Aimerich von Limoges, lateinischer Patriarch von Antiochia. Zweiseitiges Siegel. ø 37mm (43,52g). Ca. 1125 - 1150 n. Chr. Vs.: + SIGILLVM SANCTI PETRI APOSTOLI, nimbierte Büste des Hl. Petrus mit Schlüsselpaar. Rs.: + AIMERICVS PATRIARChA ANTIOCENVS (NT ligiert), Büste in Kasel mit Mitra bicornis, Segenshand und Prozessionskreuz v. v.
Gelbbraune Patina, vz

Ex Sammlung Prof. Dr. Wolfram Weiser; ex Fischer Auktion 139, 2014, Los 83.

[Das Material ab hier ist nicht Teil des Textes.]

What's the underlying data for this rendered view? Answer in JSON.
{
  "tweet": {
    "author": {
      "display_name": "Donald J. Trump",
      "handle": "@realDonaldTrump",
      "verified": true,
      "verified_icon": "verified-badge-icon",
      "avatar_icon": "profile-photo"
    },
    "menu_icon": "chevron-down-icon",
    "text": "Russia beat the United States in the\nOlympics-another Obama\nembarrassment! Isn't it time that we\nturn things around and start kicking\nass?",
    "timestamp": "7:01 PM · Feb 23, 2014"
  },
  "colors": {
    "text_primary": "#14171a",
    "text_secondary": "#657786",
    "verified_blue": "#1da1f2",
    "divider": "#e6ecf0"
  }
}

Vgl. Schlumberger, L'Orient latin 87, 36, 37 (an einem Dokument von 1174 hängend, worin Aimerich einen Vorgang bestätigt zwischen Gerhard, Erzbischof von Apamea, und den Hospitalitern (Archiv der Johanniter auf Malta), 38 Tafel 2, 6 und 9 (stempelgleich), an einem undatierten Dokument hängend, betreffend die Reliquien der Heiligen Jakob und Babylas, zu Gunsten von Michel, Connétable de France (Archives départementales du Nord)); Spink 132, 1999, x149 (irrig ANTIOCENSIS); G. Glücksmann / R. Kool, Crusader Period Finds from the Temple Mount Excavations in Jerusalem, Atiqot 26, 1995, 87-104, 5 Abb. 10 (gefunden südlich der Al-Aqsa-Moschee), zitiert nach SBS VI 1999, 83f.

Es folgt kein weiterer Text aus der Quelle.